None of this was an AI problem. It was a plumbing problem. Every automation I’ve built over the past few months carried invisible assumptions. This file lives here, that credential loads from there, this directory exists because I created it six weeks ago and forgot. When everything runs on a single machine, those assumptions hide. The moment you need portability, they all surface at once.

The fix was tedious. Centralizing environment configuration into one source of truth. Updating every reference. Testing paths. It took a meaningful chunk of the day, and not one second of it felt innovative. But by the end, something shifted. The system wasn’t just working again. It was working in a way that doesn’t care where it runs.

I’m starting to see a pattern. The faster I build, the faster invisible assumptions pile up. Speed creates debt you can’t see until you try to move.

The Math on Context-Switching Has Changed

Across the day, I touched work for multiple clients, built a brand-new content site from a template, set up cross-machine syncing, refined an AI assistant’s awareness of my project ecosystem, and collected a dozen ideas worth exploring later. That’s not a brag. A year ago it would’ve been physically impossible. Now it felt like a Tuesday.

But here’s what I’m sitting with: the Wall Street Journal recently ran a piece arguing that AI isn’t actually lightening workloads, it’s making them more intense. And honestly? That tracks. The ceiling on what one person can attempt in a day has gone up. Whether that’s liberating or exhausting depends entirely on whether your infrastructure can keep up with your ambition.

The new bottleneck isn’t thinking or creating. It’s the boring connective tissue. Environment variables. File paths. The configuration that makes system A talk to system B. AI handles the creative parts well enough. Nobody’s automating the plumbing yet.

From the Vault

A few things caught my attention today from my running collection of ideas and observations:

“6.8 billion people haven’t used AI.” Someone pointed out that while AI companies fight over the 16% of early adopters, 84% of the world just wants specific painful tasks to disappear. No prompts, no learning curve. That sat with me. Not building better AI tools for power users. Just making specific painful things disappear for everyone else.

“Don’t mistake AI visibility for actual control.” This one stung a little, given my day of fixing broken paths and phantom configurations.
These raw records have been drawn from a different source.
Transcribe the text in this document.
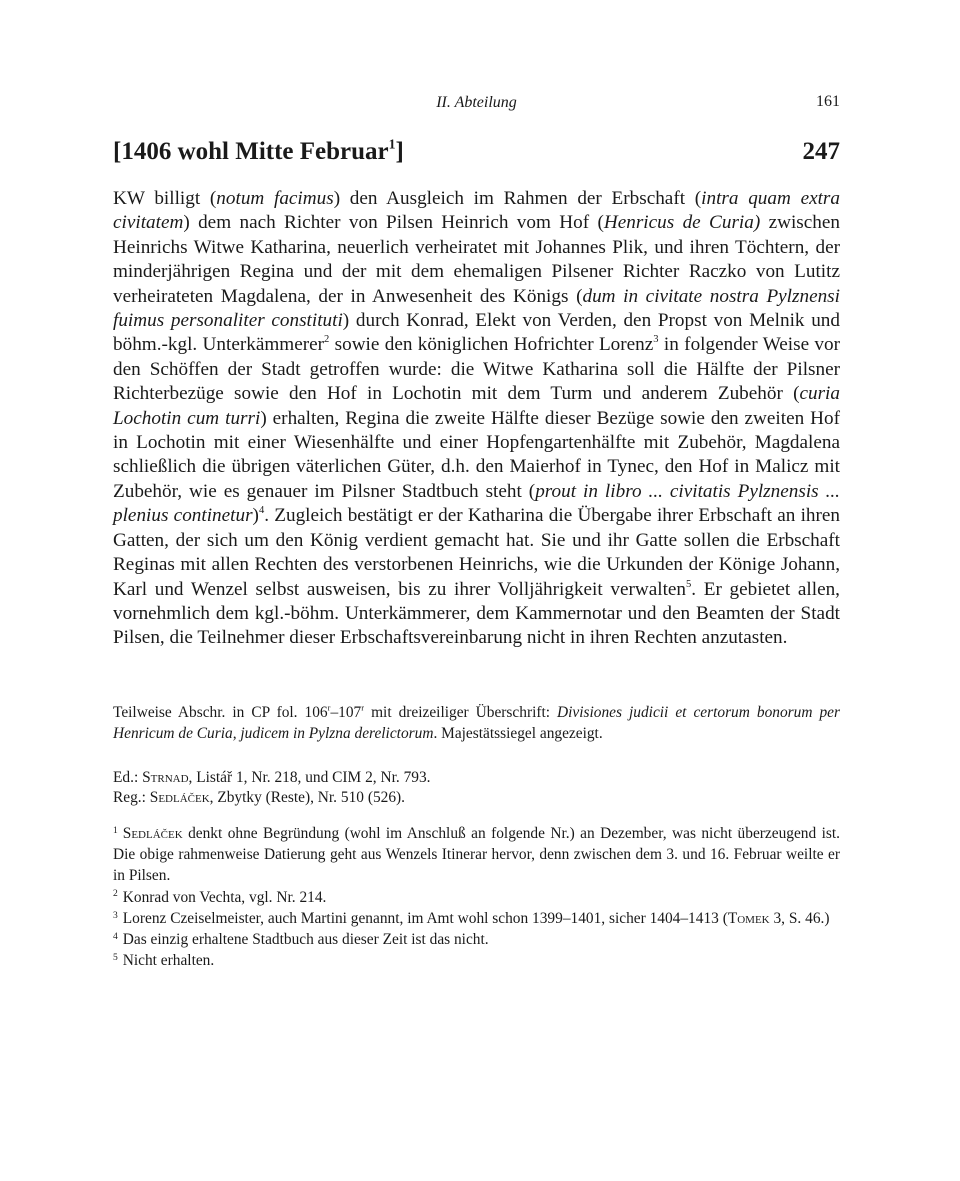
II. Abteilung	161
[1406 wohl Mitte Februar$^1$]	247

KW billigt (notum facimus) den Ausgleich im Rahmen der Erbschaft (intra quam extra civitatem) dem nach Richter von Pilsen Heinrich vom Hof (Henricus de Curia) zwischen Heinrichs Witwe Katharina, neuerlich verheiratet mit Johannes Plik, und ihren Töchtern, der minderjährigen Regina und der mit dem ehemaligen Pilsener Richter Raczko von Lutitz verheirateten Magdalena, der in Anwesenheit des Königs (dum in civitate nostra Pylznensi fuimus personaliter constituti) durch Konrad, Elekt von Verden, den Propst von Melnik und böhm.-kgl. Unterkämmerer$^2$ sowie den königlichen Hofrichter Lorenz$^3$ in folgender Weise vor den Schöffen der Stadt getroffen wurde: die Witwe Katharina soll die Hälfte der Pilsner Richterbezüge sowie den Hof in Lochotin mit dem Turm und anderem Zubehör (curia Lochotin cum turri) erhalten, Regina die zweite Hälfte dieser Bezüge sowie den zweiten Hof in Lochotin mit einer Wiesenhälfte und einer Hopfengartenhälfte mit Zubehör, Magdalena schließlich die übrigen väterlichen Güter, d.h. den Maierhof in Tynec, den Hof in Malicz mit Zubehör, wie es genauer im Pilsner Stadtbuch steht (prout in libro ... civitatis Pylznensis ... plenius continetur)$^4$. Zugleich bestätigt er der Katharina die Übergabe ihrer Erbschaft an ihren Gatten, der sich um den König verdient gemacht hat. Sie und ihr Gatte sollen die Erbschaft Reginas mit allen Rechten des verstorbenen Heinrichs, wie die Urkunden der Könige Johann, Karl und Wenzel selbst ausweisen, bis zu ihrer Volljährigkeit verwalten$^5$. Er gebietet allen, vornehmlich dem kgl.-böhm. Unterkämmerer, dem Kammernotar und den Beamten der Stadt Pilsen, die Teilnehmer dieser Erbschaftsvereinbarung nicht in ihren Rechten anzutasten.

Teilweise Abschr. in CP fol. 106$^r$–107$^r$ mit dreizeiliger Überschrift: Divisiones judicii et certorum bonorum per Henricum de Curia, judicem in Pylzna derelictorum. Majestätssiegel angezeigt.

Ed.: Strnad, Listář 1, Nr. 218, und CIM 2, Nr. 793.
Reg.: Sedláček, Zbytky (Reste), Nr. 510 (526).

$^1$ Sedláček denkt ohne Begründung (wohl im Anschluß an folgende Nr.) an Dezember, was nicht überzeugend ist. Die obige rahmenweise Datierung geht aus Wenzels Itinerar hervor, denn zwischen dem 3. und 16. Februar weilte er in Pilsen.

$^2$ Konrad von Vechta, vgl. Nr. 214.

$^3$ Lorenz Czeiselmeister, auch Martini genannt, im Amt wohl schon 1399–1401, sicher 1404–1413 (Tomek 3, S. 46.)

$^4$ Das einzig erhaltene Stadtbuch aus dieser Zeit ist das nicht.

$^5$ Nicht erhalten.
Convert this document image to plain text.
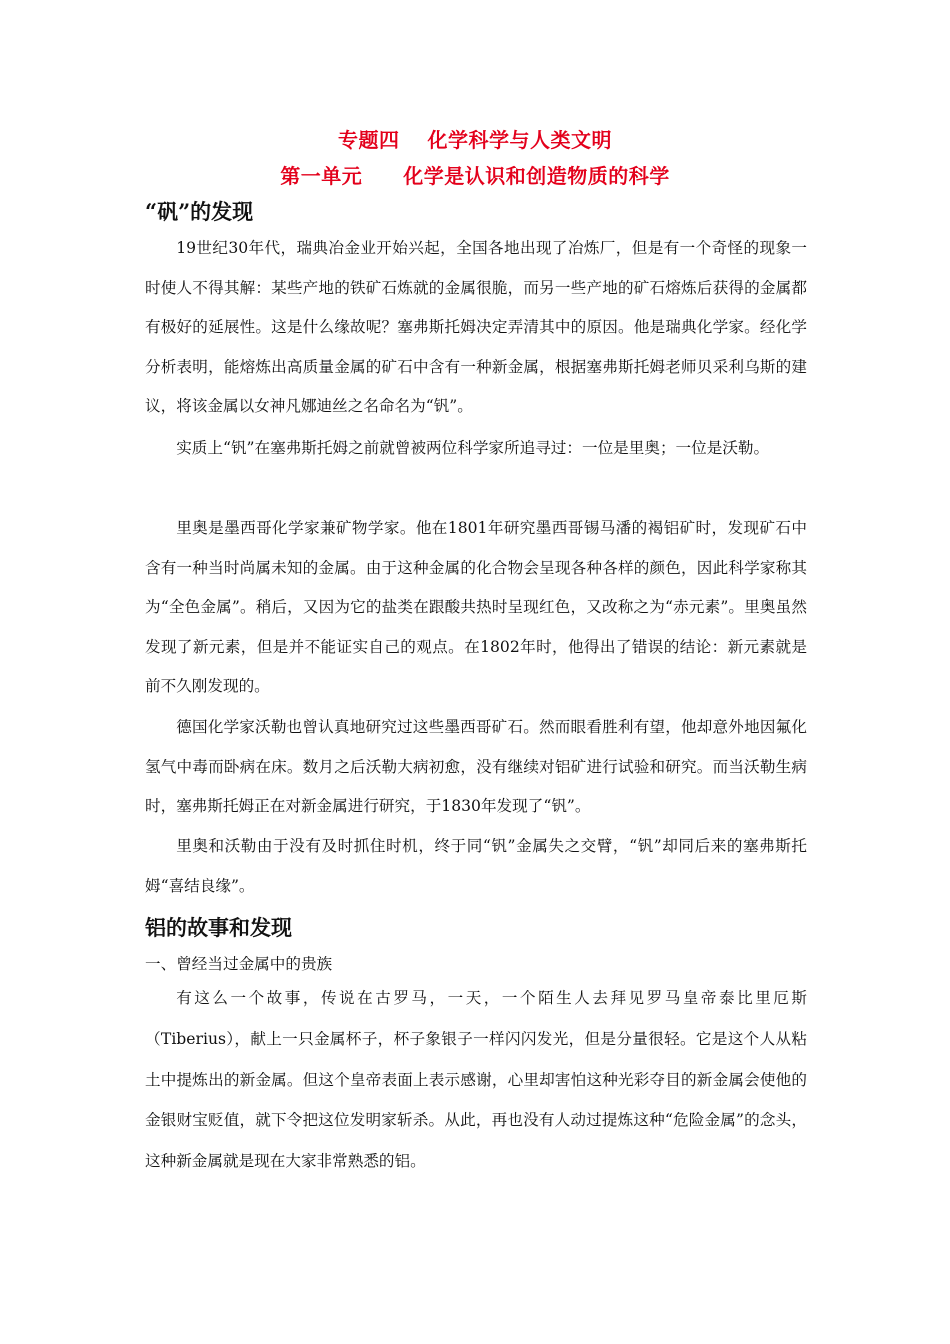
专题四　 化学科学与人类文明
第一单元　　化学是认识和创造物质的科学
“矾”的发现

19世纪30年代，瑞典冶金业开始兴起，全国各地出现了冶炼厂，但是有一个奇怪的现象一时使人不得其解：某些产地的铁矿石炼就的金属很脆，而另一些产地的矿石熔炼后获得的金属都有极好的延展性。这是什么缘故呢？塞弗斯托姆决定弄清其中的原因。他是瑞典化学家。经化学分析表明，能熔炼出高质量金属的矿石中含有一种新金属，根据塞弗斯托姆老师贝采利乌斯的建议，将该金属以女神凡娜迪丝之名命名为“钒”。

实质上“钒”在塞弗斯托姆之前就曾被两位科学家所追寻过：一位是里奥；一位是沃勒。

里奥是墨西哥化学家兼矿物学家。他在1801年研究墨西哥锡马潘的褐铝矿时，发现矿石中含有一种当时尚属未知的金属。由于这种金属的化合物会呈现各种各样的颜色，因此科学家称其为“全色金属”。稍后，又因为它的盐类在跟酸共热时呈现红色，又改称之为“赤元素”。里奥虽然发现了新元素，但是并不能证实自己的观点。在1802年时，他得出了错误的结论：新元素就是前不久刚发现的。

德国化学家沃勒也曾认真地研究过这些墨西哥矿石。然而眼看胜利有望，他却意外地因氟化氢气中毒而卧病在床。数月之后沃勒大病初愈，没有继续对铝矿进行试验和研究。而当沃勒生病时，塞弗斯托姆正在对新金属进行研究，于1830年发现了“钒”。

里奥和沃勒由于没有及时抓住时机，终于同“钒”金属失之交臂，“钒”却同后来的塞弗斯托姆“喜结良缘”。

铝的故事和发现
一、曾经当过金属中的贵族

有这么一个故事，传说在古罗马，一天，一个陌生人去拜见罗马皇帝泰比里厄斯（Tiberius），献上一只金属杯子，杯子象银子一样闪闪发光，但是分量很轻。它是这个人从粘土中提炼出的新金属。但这个皇帝表面上表示感谢，心里却害怕这种光彩夺目的新金属会使他的金银财宝贬值，就下令把这位发明家斩杀。从此，再也没有人动过提炼这种“危险金属”的念头，这种新金属就是现在大家非常熟悉的铝。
Dashboards and monitoring create a feeling of control. But real control comes from systems that actually work the way you think they do. Which felt pointed after spending my day doing exactly that kind of unglamorous audit work.

“AI isn’t lightening workloads — it’s making them more intense.” The WSJ piece landed differently after a day like this. More intense isn’t the same as harder. It’s more like the difference between jogging and sprinting. Both are running. One of them requires you to have your shoes tied tighter.


Eight projects. One day. And the thing that mattered most wasn’t any individual output. It was spending two hours making sure a config file pointed to the right place. I keep waiting for the day when working with AI feels futuristic. Instead, it mostly feels like building anything else, just faster, which means the foundations matter more than ever. Maybe that’s the part nobody warns you about.